The present study showed that ANH-induced hemodilution, which replaces whole blood by 5% HES of 5 ml/kg, does not affect neither s-Cr values nor, consequently, compromise the clinical efficacy of s-Cr. Considering that the estimated blood volume is 60–65 ml/kg in women and 67–70 ml/kg in men [19], the degree of hemodilution was approximately 7–8% in Group-ANH.
However, the impact of ANH on s-Cr depends on the degree of hemodilution; contrary to the absence of s-Cr changes at application of ANH 5 ml/kg, s-Cr values were significantly reduced by the initiation of CPB, at which the degrees of hemodilution during the initial phase of CPB application was greater than 25%, even in Group-C. The implication is that, if the degree of hemodilution exceeds a certain degree, the degree of s-Cr dilution can be underestimated due to the misread of s-Cr values, and the clinical efficacy or relevance of s-Cr can be compromised.
In spite of the considerable hemodilution, the constant electrolytes seem to be due to the use of balanced crystalloid-based HES and CPB priming solution.
Limitations
We only evaluated the changes in s-Cr, although their single measurement could not provide more precise information compared with supplementation of other information such as blood urea nitrogen-to-creatinine ratio. Urine output data [20,21], including urinary-Cr for measuring Cr clearance, were not included in our study, since the times for urine collection after the completion of ANH before the initiation of CPB was limited, which was approximately 20–30 min [20,21].
Our data did not include values 48 hours after surgery, at which the postoperative increase of s-Cr is usually maximum in cardiac surgery [22].

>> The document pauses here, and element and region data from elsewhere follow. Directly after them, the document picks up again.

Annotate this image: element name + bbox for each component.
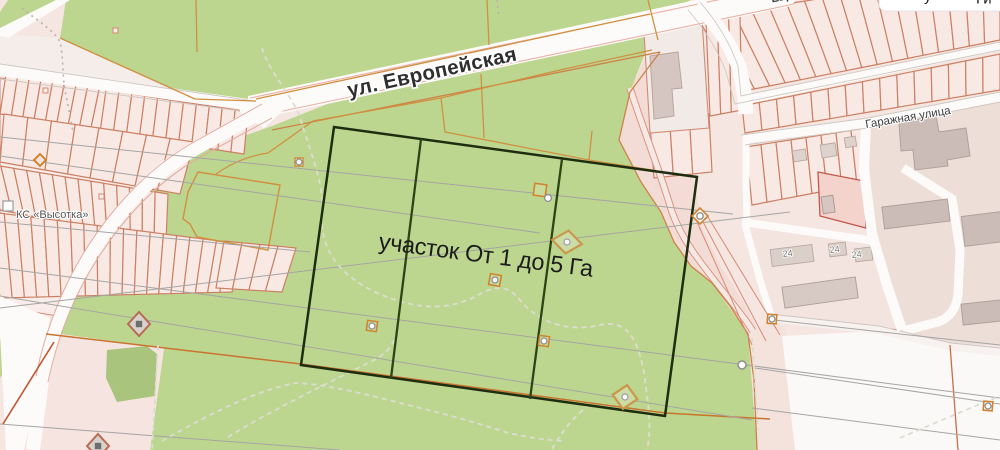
svg-text:у: у: [924, 0, 932, 5]
svg-text:Ги: Ги: [976, 0, 992, 8]
svg-text:КС «Высотка»: КС «Высотка»: [16, 209, 88, 221]
svg-text:24: 24: [782, 248, 793, 259]
svg-text:24: 24: [829, 244, 840, 255]
svg-text:24: 24: [851, 249, 862, 260]
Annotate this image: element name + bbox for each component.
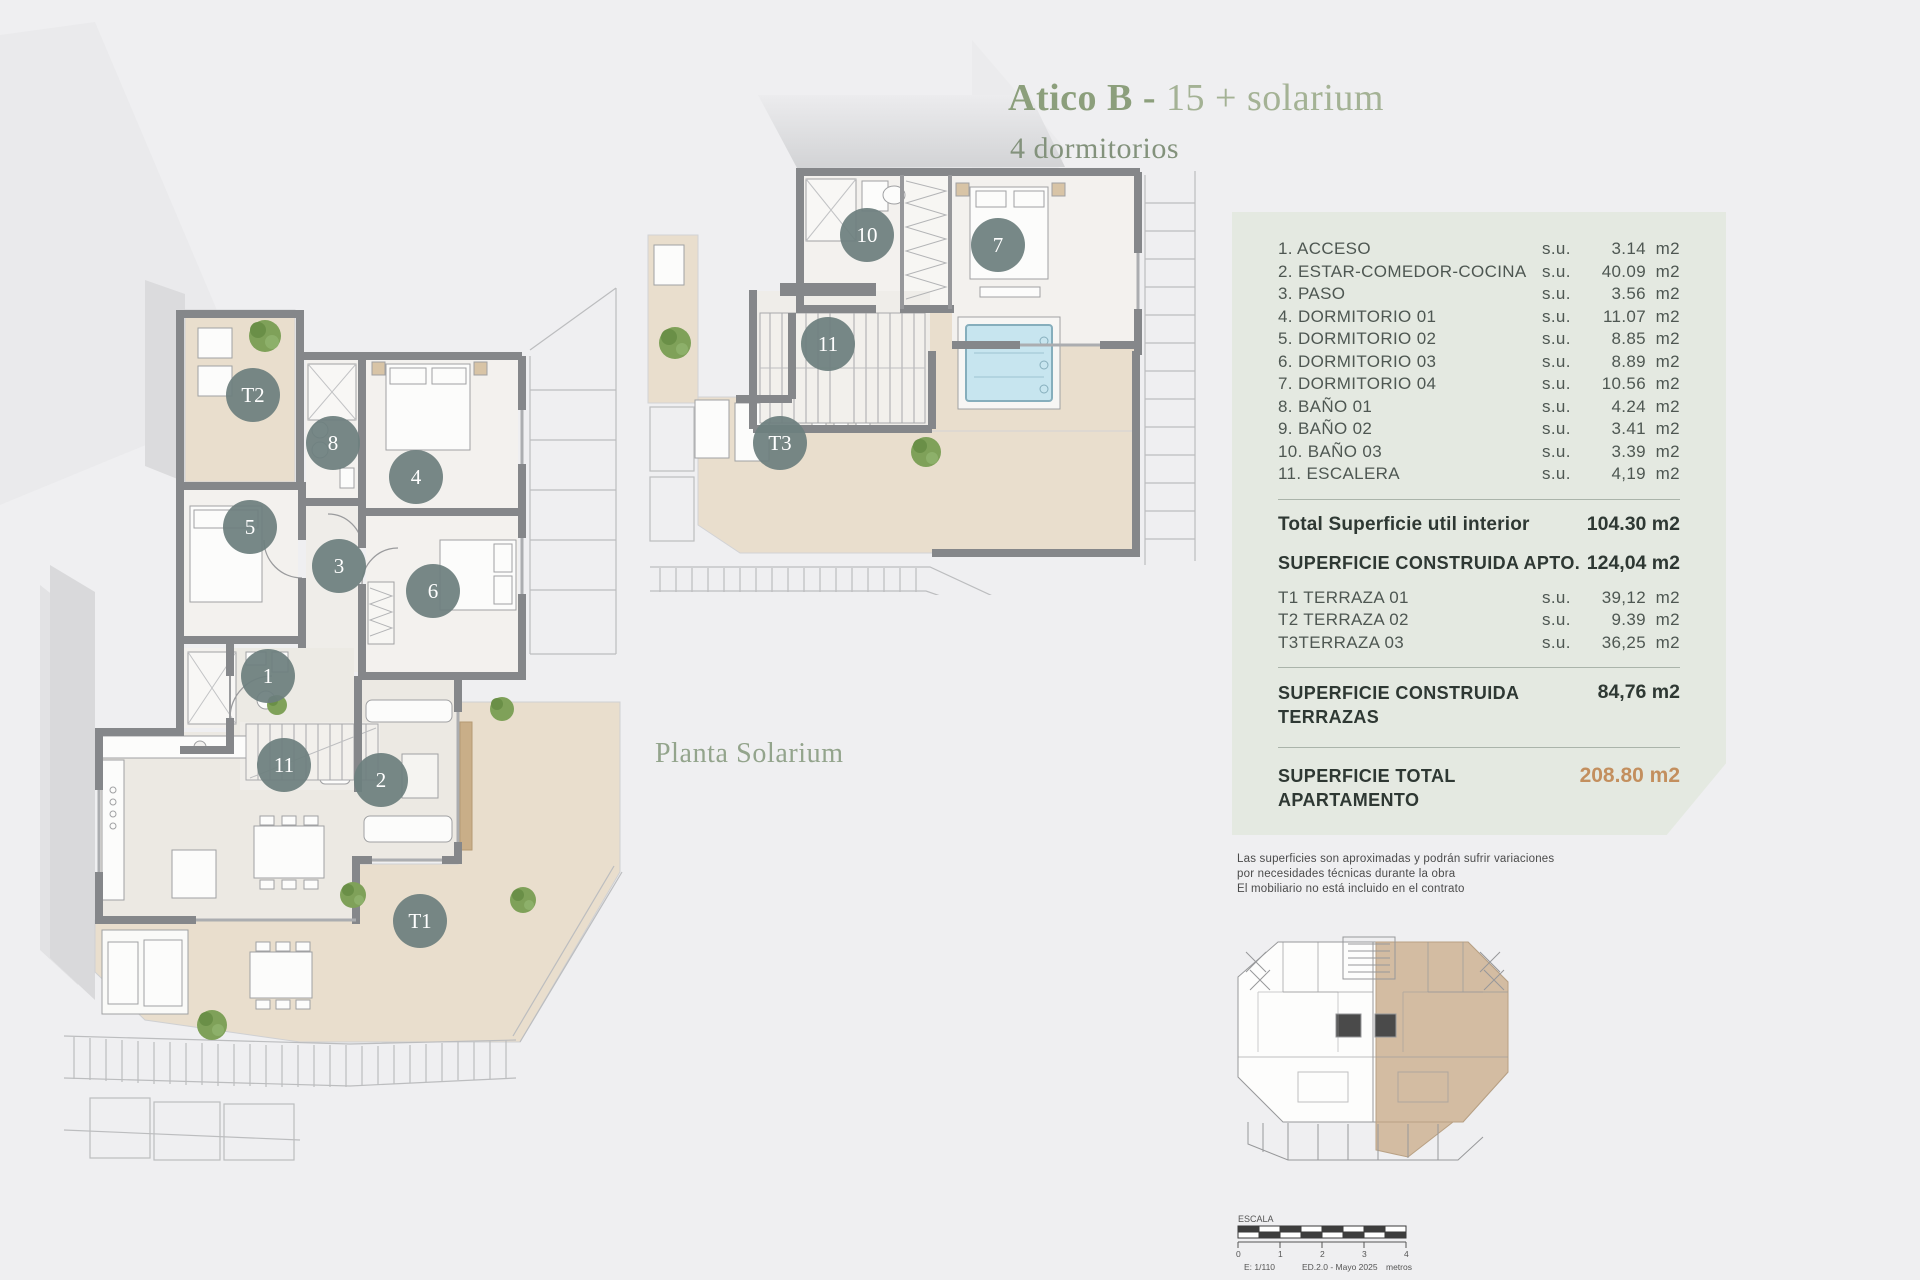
title-light: 15 + solarium xyxy=(1166,77,1384,119)
room-area: 3.14 xyxy=(1582,238,1646,261)
unit: m2 xyxy=(1646,632,1680,655)
marker-label: 8 xyxy=(328,431,339,455)
marker-label: 7 xyxy=(993,233,1004,257)
unit: m2 xyxy=(1646,587,1680,610)
room-row: 5. DORMITORIO 02s.u.8.85m2 xyxy=(1278,328,1680,351)
tick-label: 2 xyxy=(1320,1249,1325,1259)
label-line: SUPERFICIE CONSTRUIDA xyxy=(1278,681,1598,705)
unit: m2 xyxy=(1646,238,1680,261)
room-label: 4. DORMITORIO 01 xyxy=(1278,306,1542,329)
scalebar-scale: E: 1/110 xyxy=(1244,1262,1275,1272)
surface-panel: 1. ACCESOs.u.3.14m2 2. ESTAR-COMEDOR-COC… xyxy=(1232,212,1726,835)
tick-label: 3 xyxy=(1362,1249,1367,1259)
room-area: 3.41 xyxy=(1582,418,1646,441)
su: s.u. xyxy=(1542,632,1582,655)
terrace-row: T1 TERRAZA 01s.u.39,12m2 xyxy=(1278,587,1680,610)
room-marker: 8 xyxy=(306,416,360,470)
su: s.u. xyxy=(1542,587,1582,610)
su: s.u. xyxy=(1542,396,1582,419)
unit: m2 xyxy=(1646,283,1680,306)
marker-label: T1 xyxy=(408,909,431,933)
total-interior-value: 104.30 m2 xyxy=(1587,513,1680,536)
room-marker: 10 xyxy=(840,208,894,262)
room-label: 8. BAÑO 01 xyxy=(1278,396,1542,419)
room-label: 3. PASO xyxy=(1278,283,1542,306)
su: s.u. xyxy=(1542,238,1582,261)
scale-bar: ESCALA 0 1 2 3 4 E: 1/110 ED.2.0 - Mayo … xyxy=(1234,1212,1444,1274)
room-marker: 1 xyxy=(241,649,295,703)
terrace-area: 36,25 xyxy=(1582,632,1646,655)
terrace-row: T3TERRAZA 03s.u.36,25m2 xyxy=(1278,632,1680,655)
room-area: 10.56 xyxy=(1582,373,1646,396)
unit: m2 xyxy=(1646,396,1680,419)
total-interior-label: Total Superficie util interior xyxy=(1278,514,1587,536)
room-area: 3.56 xyxy=(1582,283,1646,306)
unit: m2 xyxy=(1646,418,1680,441)
terrace-area: 9.39 xyxy=(1582,609,1646,632)
unit: m2 xyxy=(1646,306,1680,329)
unit: m2 xyxy=(1646,463,1680,486)
room-marker: 11 xyxy=(801,317,855,371)
room-marker: 5 xyxy=(223,500,277,554)
room-row: 11. ESCALERAs.u.4,19m2 xyxy=(1278,463,1680,486)
marker-label: 11 xyxy=(274,753,294,777)
marker-label: 11 xyxy=(818,332,838,356)
unit: m2 xyxy=(1646,328,1680,351)
room-marker: T3 xyxy=(753,416,807,470)
construida-terrazas-row: SUPERFICIE CONSTRUIDA TERRAZAS 84,76 m2 xyxy=(1278,681,1680,729)
scalebar-title: ESCALA xyxy=(1238,1214,1274,1224)
su: s.u. xyxy=(1542,306,1582,329)
marker-label: 4 xyxy=(411,465,422,489)
page-subtitle: 4 dormitorios xyxy=(1010,132,1179,166)
marker-label: 3 xyxy=(334,554,345,578)
room-row: 7. DORMITORIO 04s.u.10.56m2 xyxy=(1278,373,1680,396)
room-label: 1. ACCESO xyxy=(1278,238,1542,261)
main-floor-plan: T2 8 4 5 3 6 1 11 2 T1 xyxy=(50,230,630,1190)
terrace-label: T3TERRAZA 03 xyxy=(1278,632,1542,655)
construida-apto-row: SUPERFICIE CONSTRUIDA APTO. 124,04 m2 xyxy=(1278,552,1680,575)
tick-label: 1 xyxy=(1278,1249,1283,1259)
unit: m2 xyxy=(1646,261,1680,284)
total-interior-row: Total Superficie util interior 104.30 m2 xyxy=(1278,513,1680,536)
room-label: 7. DORMITORIO 04 xyxy=(1278,373,1542,396)
terrace-label: T1 TERRAZA 01 xyxy=(1278,587,1542,610)
marker-label: 10 xyxy=(857,223,878,247)
total-apartamento-value: 208.80 m2 xyxy=(1580,764,1680,812)
room-row: 10. BAÑO 03s.u.3.39m2 xyxy=(1278,441,1680,464)
tick-label: 0 xyxy=(1236,1249,1241,1259)
room-marker: 6 xyxy=(406,564,460,618)
solarium-floor-plan: 10 7 11 T3 xyxy=(640,95,1200,595)
su: s.u. xyxy=(1542,441,1582,464)
room-row: 4. DORMITORIO 01s.u.11.07m2 xyxy=(1278,306,1680,329)
marker-label: 6 xyxy=(428,579,439,603)
disclaimer-line: El mobiliario no está incluido en el con… xyxy=(1237,882,1554,897)
scalebar-edition: ED.2.0 - Mayo 2025 xyxy=(1302,1262,1378,1272)
room-marker: 7 xyxy=(971,218,1025,272)
plan-shadow-2 xyxy=(50,565,95,1000)
room-marker: T1 xyxy=(393,894,447,948)
unit: m2 xyxy=(1646,373,1680,396)
divider xyxy=(1278,499,1680,500)
room-label: 2. ESTAR-COMEDOR-COCINA xyxy=(1278,261,1542,284)
room-label: 9. BAÑO 02 xyxy=(1278,418,1542,441)
marker-label: 5 xyxy=(245,515,256,539)
room-label: 11. ESCALERA xyxy=(1278,463,1542,486)
solarium-caption: Planta Solarium xyxy=(655,738,844,770)
room-marker: 2 xyxy=(354,753,408,807)
marker-label: T3 xyxy=(768,431,791,455)
su: s.u. xyxy=(1542,418,1582,441)
room-label: 6. DORMITORIO 03 xyxy=(1278,351,1542,374)
page-title: Atico B - 15 + solarium xyxy=(1008,76,1384,120)
room-row: 6. DORMITORIO 03s.u.8.89m2 xyxy=(1278,351,1680,374)
su: s.u. xyxy=(1542,351,1582,374)
disclaimer-line: Las superficies son aproximadas y podrán… xyxy=(1237,852,1554,867)
construida-terrazas-label: SUPERFICIE CONSTRUIDA TERRAZAS xyxy=(1278,681,1598,729)
terrace-label: T2 TERRAZA 02 xyxy=(1278,609,1542,632)
room-row: 9. BAÑO 02s.u.3.41m2 xyxy=(1278,418,1680,441)
room-area: 8.89 xyxy=(1582,351,1646,374)
disclaimer: Las superficies son aproximadas y podrán… xyxy=(1237,852,1554,897)
room-area: 4,19 xyxy=(1582,463,1646,486)
room-area: 3.39 xyxy=(1582,441,1646,464)
room-area: 4.24 xyxy=(1582,396,1646,419)
room-marker: 11 xyxy=(257,738,311,792)
room-label: 10. BAÑO 03 xyxy=(1278,441,1542,464)
room-row: 8. BAÑO 01s.u.4.24m2 xyxy=(1278,396,1680,419)
room-marker: 3 xyxy=(312,539,366,593)
unit: m2 xyxy=(1646,441,1680,464)
room-area: 8.85 xyxy=(1582,328,1646,351)
key-plan xyxy=(1228,932,1518,1172)
room-row: 2. ESTAR-COMEDOR-COCINAs.u.40.09m2 xyxy=(1278,261,1680,284)
su: s.u. xyxy=(1542,328,1582,351)
title-bold: Atico B - xyxy=(1008,77,1156,119)
su: s.u. xyxy=(1542,283,1582,306)
page: { "colors":{ "page_bg":"#efeff1", "panel… xyxy=(0,0,1920,1280)
unit: m2 xyxy=(1646,351,1680,374)
room-marker: T2 xyxy=(226,368,280,422)
divider xyxy=(1278,747,1680,748)
room-row: 3. PASOs.u.3.56m2 xyxy=(1278,283,1680,306)
total-apartamento-label: SUPERFICIE TOTAL APARTAMENTO xyxy=(1278,764,1580,812)
scalebar-band xyxy=(1238,1226,1406,1238)
construida-apto-value: 124,04 m2 xyxy=(1587,552,1680,575)
label-line: SUPERFICIE TOTAL xyxy=(1278,764,1580,788)
room-area: 40.09 xyxy=(1582,261,1646,284)
terrace-row: T2 TERRAZA 02s.u.9.39m2 xyxy=(1278,609,1680,632)
room-row: 1. ACCESOs.u.3.14m2 xyxy=(1278,238,1680,261)
room-label: 5. DORMITORIO 02 xyxy=(1278,328,1542,351)
scalebar-units: metros xyxy=(1386,1262,1412,1272)
su: s.u. xyxy=(1542,609,1582,632)
marker-label: 2 xyxy=(376,768,387,792)
unit: m2 xyxy=(1646,609,1680,632)
terrace-area: 39,12 xyxy=(1582,587,1646,610)
su: s.u. xyxy=(1542,463,1582,486)
su: s.u. xyxy=(1542,261,1582,284)
tick-label: 4 xyxy=(1404,1249,1409,1259)
scalebar-ticks xyxy=(1238,1242,1406,1248)
total-apartamento-row: SUPERFICIE TOTAL APARTAMENTO 208.80 m2 xyxy=(1278,764,1680,812)
su: s.u. xyxy=(1542,373,1582,396)
marker-label: 1 xyxy=(263,664,274,688)
room-area: 11.07 xyxy=(1582,306,1646,329)
label-line: TERRAZAS xyxy=(1278,705,1598,729)
label-line: APARTAMENTO xyxy=(1278,788,1580,812)
room-marker: 4 xyxy=(389,450,443,504)
divider xyxy=(1278,667,1680,668)
construida-apto-label: SUPERFICIE CONSTRUIDA APTO. xyxy=(1278,553,1587,574)
construida-terrazas-value: 84,76 m2 xyxy=(1598,681,1680,729)
marker-label: T2 xyxy=(241,383,264,407)
disclaimer-line: por necesidades técnicas durante la obra xyxy=(1237,867,1554,882)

We only appreciated s-Cr changes during intraoperative period with regard to ANH and CPB. The impact of ANH on the diagnosis of acute renal dysfunction was not evaluated. It may be worth investigating the effects of ANH on s-Cr and on perioperative renal failure diagnosis with a large sample size.
Further studies need to be performed to determine whether the extent of hemodilution affects the clinical relevancy of the s-Cr concentration in terms of determining and evaluating current kidney function.